What to expect:
What can I expect as I start psychotherapy?
Whether you have participated in therapy before or it's your first time, some initial anxiety is usual. As you continue to meet with me the anxiety should fade. However, it may arise as you delve into challengining parts of your life history and current life situations. This anxiety is not unusual as you make contact with aspects of yourself and your life that have been painful to acknowledge and cope with.
You can expect the following from me in session:
respect, attentiveness and willingness to discuss whatever concerns you have;
approach you and your struggles with empathy;
discuss and teach new coping skills and strategies as needed and requested;
assist you in exploring difficulties within any of your relationships and discover new approaches that enhance the harmony and intimacy of your relationships;
a comfortable office space, no interruptions;
a commitment to beginning psychotherapy sessions on time.
Is what I talk about in session kept private?
With some legal and insurance-related exceptions, what you tell me is kept confidential. We will review my confidentiality policies when you begin psychotherapy.

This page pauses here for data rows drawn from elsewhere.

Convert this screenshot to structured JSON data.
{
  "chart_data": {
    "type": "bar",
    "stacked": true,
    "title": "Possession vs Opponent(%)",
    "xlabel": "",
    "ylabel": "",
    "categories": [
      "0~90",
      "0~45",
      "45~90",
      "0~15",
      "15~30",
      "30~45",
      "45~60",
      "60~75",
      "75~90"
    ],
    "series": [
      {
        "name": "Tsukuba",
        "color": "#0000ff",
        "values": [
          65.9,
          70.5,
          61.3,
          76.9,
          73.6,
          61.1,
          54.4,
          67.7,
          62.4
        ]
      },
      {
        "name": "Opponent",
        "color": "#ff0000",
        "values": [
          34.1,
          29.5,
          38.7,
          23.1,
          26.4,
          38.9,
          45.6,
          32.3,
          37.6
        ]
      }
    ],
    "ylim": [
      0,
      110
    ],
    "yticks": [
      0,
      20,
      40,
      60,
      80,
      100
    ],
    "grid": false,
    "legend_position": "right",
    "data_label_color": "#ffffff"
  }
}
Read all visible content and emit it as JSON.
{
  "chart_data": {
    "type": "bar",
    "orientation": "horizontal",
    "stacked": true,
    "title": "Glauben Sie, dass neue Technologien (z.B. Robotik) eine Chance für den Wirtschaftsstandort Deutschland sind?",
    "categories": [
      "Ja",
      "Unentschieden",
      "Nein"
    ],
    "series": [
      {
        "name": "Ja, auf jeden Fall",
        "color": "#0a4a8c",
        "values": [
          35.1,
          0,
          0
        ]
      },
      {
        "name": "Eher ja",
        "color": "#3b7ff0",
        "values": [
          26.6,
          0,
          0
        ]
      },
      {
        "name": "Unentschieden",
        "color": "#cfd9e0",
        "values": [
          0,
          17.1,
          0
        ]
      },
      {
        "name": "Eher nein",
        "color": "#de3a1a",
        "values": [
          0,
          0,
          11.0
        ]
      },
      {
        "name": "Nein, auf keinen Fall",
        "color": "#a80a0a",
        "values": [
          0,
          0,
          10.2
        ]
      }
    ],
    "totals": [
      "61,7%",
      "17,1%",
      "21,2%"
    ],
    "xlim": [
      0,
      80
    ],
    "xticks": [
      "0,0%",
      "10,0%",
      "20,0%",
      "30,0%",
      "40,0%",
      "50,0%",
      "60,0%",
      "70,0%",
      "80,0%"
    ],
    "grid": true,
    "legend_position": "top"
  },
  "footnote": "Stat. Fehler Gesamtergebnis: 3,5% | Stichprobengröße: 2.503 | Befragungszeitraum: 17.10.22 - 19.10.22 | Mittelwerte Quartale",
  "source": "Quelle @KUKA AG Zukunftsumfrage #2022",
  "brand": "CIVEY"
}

How do I pay for psychotherapy?
Some people choose to pay out of pocket. This is the most confidential way to participate in therapy since there's nothing reported in your health records or to your insurance company. I accept credit cards, including health savings accounts, and checks.
I'm on-panel with the following insurance provider:
BCBS of Illinois (PPO)
I will check insurance coverage under your BCBS PPO plan so we know about benefits for psychotherapy before you start. I'm not affiliated with other insurance companies and plans.
What are your areas of expertise?
Are there issues or problems you do not treat?
My Homepage contains a list of problems and issues I help clients with. Anxiety is the most common treatment problem, therefore, I have developed expertise in addressing it in its various forms and presentations. I also find that relationship stress (primary partner, family, work, friendship, etc.) accounts for much of what brings people to psychotherapy. Helping clients navigate relationship difficulties is another area of focus in my practice.
I've worked with a wide variety of people and issues over the years. However, if your treatment needs fall outside my areas of clinical focus and experience, I will help you locate another therapy resource. For example, I would refer to another therapist or treatment program someone seeking help specifically for substance abuse or someone looking for marital and family therapy.